7        Zu den ins Treffen geführten Verstößen gegen die Richtlinie 92/43/EWG (FFH-Richtlinie) sowie die Richtlinie 2009/147/EG (Vogelschutzrichtlinie) führte das Verwaltungsgericht aus, diese Richtlinien seien im Betriebsanlagenverfahren nicht anzuwenden, weil sie unter den Kompetenztatbestand Naturschutz gemäß Art. 15 B-VG fielen. Dementsprechend seien diese Richtlinien durch Bestimmungen im Bgld. Naturschutz- und Landschaftspflegegesetz umgesetzt worden. Darüber, ob die beantragte Betriebsanlage mit den genannten Richtlinien in Einklang stehe, werde mit der vorliegenden Genehmigung keine Aussage getroffen. Eine andere Auslegung würde dazu führen, dass jede umweltbezogene unionsrechtliche Bestimmung geltend gemacht werden könnte, auch wenn sie mit dem Inhalt des anzuwendenden Materiengesetzes in keinem Zusammenhang stehe.
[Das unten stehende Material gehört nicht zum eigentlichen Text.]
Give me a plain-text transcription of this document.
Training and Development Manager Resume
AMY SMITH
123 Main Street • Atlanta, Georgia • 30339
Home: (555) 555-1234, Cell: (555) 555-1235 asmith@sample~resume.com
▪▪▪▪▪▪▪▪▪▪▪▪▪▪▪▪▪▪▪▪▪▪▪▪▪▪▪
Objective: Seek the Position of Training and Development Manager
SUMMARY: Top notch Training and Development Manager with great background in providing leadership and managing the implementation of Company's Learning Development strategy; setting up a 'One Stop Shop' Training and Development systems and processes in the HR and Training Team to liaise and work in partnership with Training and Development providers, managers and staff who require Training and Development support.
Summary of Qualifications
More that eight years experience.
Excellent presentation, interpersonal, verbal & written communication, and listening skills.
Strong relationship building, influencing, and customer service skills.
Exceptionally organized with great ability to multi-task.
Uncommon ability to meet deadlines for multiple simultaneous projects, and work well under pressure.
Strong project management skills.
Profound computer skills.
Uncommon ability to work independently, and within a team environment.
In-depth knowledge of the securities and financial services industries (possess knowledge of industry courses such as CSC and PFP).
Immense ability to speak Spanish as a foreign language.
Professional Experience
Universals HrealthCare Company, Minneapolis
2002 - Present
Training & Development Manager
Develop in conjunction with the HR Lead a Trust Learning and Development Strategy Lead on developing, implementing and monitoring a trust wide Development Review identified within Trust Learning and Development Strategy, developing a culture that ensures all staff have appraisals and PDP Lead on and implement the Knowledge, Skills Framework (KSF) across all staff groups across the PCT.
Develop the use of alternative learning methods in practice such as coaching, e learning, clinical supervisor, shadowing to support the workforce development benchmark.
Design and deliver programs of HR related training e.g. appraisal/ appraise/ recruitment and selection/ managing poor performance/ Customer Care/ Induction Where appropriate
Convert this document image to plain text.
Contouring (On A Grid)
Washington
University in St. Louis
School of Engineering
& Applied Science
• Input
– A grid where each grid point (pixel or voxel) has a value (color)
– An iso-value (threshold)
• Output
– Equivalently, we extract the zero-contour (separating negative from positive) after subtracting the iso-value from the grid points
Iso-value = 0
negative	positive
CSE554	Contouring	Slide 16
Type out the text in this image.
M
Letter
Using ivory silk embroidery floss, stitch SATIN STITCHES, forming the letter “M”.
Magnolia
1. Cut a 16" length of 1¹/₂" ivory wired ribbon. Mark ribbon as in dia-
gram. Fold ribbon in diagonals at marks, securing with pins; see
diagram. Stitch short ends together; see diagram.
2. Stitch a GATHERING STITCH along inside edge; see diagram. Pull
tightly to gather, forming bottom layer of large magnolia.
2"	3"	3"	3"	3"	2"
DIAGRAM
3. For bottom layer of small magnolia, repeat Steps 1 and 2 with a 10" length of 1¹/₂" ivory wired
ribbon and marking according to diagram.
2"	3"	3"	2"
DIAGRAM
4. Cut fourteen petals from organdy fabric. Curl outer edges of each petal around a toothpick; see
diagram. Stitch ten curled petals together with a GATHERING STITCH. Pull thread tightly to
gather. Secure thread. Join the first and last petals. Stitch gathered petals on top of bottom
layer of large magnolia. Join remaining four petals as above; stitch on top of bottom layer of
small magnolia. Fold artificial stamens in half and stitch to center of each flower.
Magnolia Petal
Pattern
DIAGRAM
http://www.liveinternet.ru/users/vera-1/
8        Auch soweit die Zweitrevisionswerberin in ihrem Vorbringen eine Beeinträchtigung des angrenzenden Schutzgebietes durch die Beleuchtung vorgebracht und diesbezüglich auf die FFH-Richtlinie verwiesen habe, hielt dem das Verwaltungsgericht entgegen, dass die Einhaltung einer naturschutzrechtlichen Norm nicht Gegenstand des Betriebsanlagenverfahrens sei. Die Zweitrevisionswerberin habe die Möglichkeit, ihre durch das Unionsrecht gewährleisteten Rechte und damit die Einhaltung der genannten Richtlinien in jenen Verfahren geltend zu machen, in denen diese Verfahrensgegenstand seien (somit in Verfahren nach dem Bgld. Naturschutz- und Landschaftspflegegesetz). Ohne Vorliegen einer naturschutzrechtlichen Bewilligung wäre der Betreiber auch nicht berechtigt, die Anlage zu errichten. Die ins Treffen geführte Naturverträglichkeitserklärung falle ebenfalls nicht unter den Kompetenztatbestand „Gewerbe“, sondern sei im Rahmen von Verfahren nach dem Bgld. Naturschutz- und Landschaftspflegegesetz zu behandeln.

9        3. Gegen dieses Erkenntnis richtet sich die vorliegende außerordentliche Revision.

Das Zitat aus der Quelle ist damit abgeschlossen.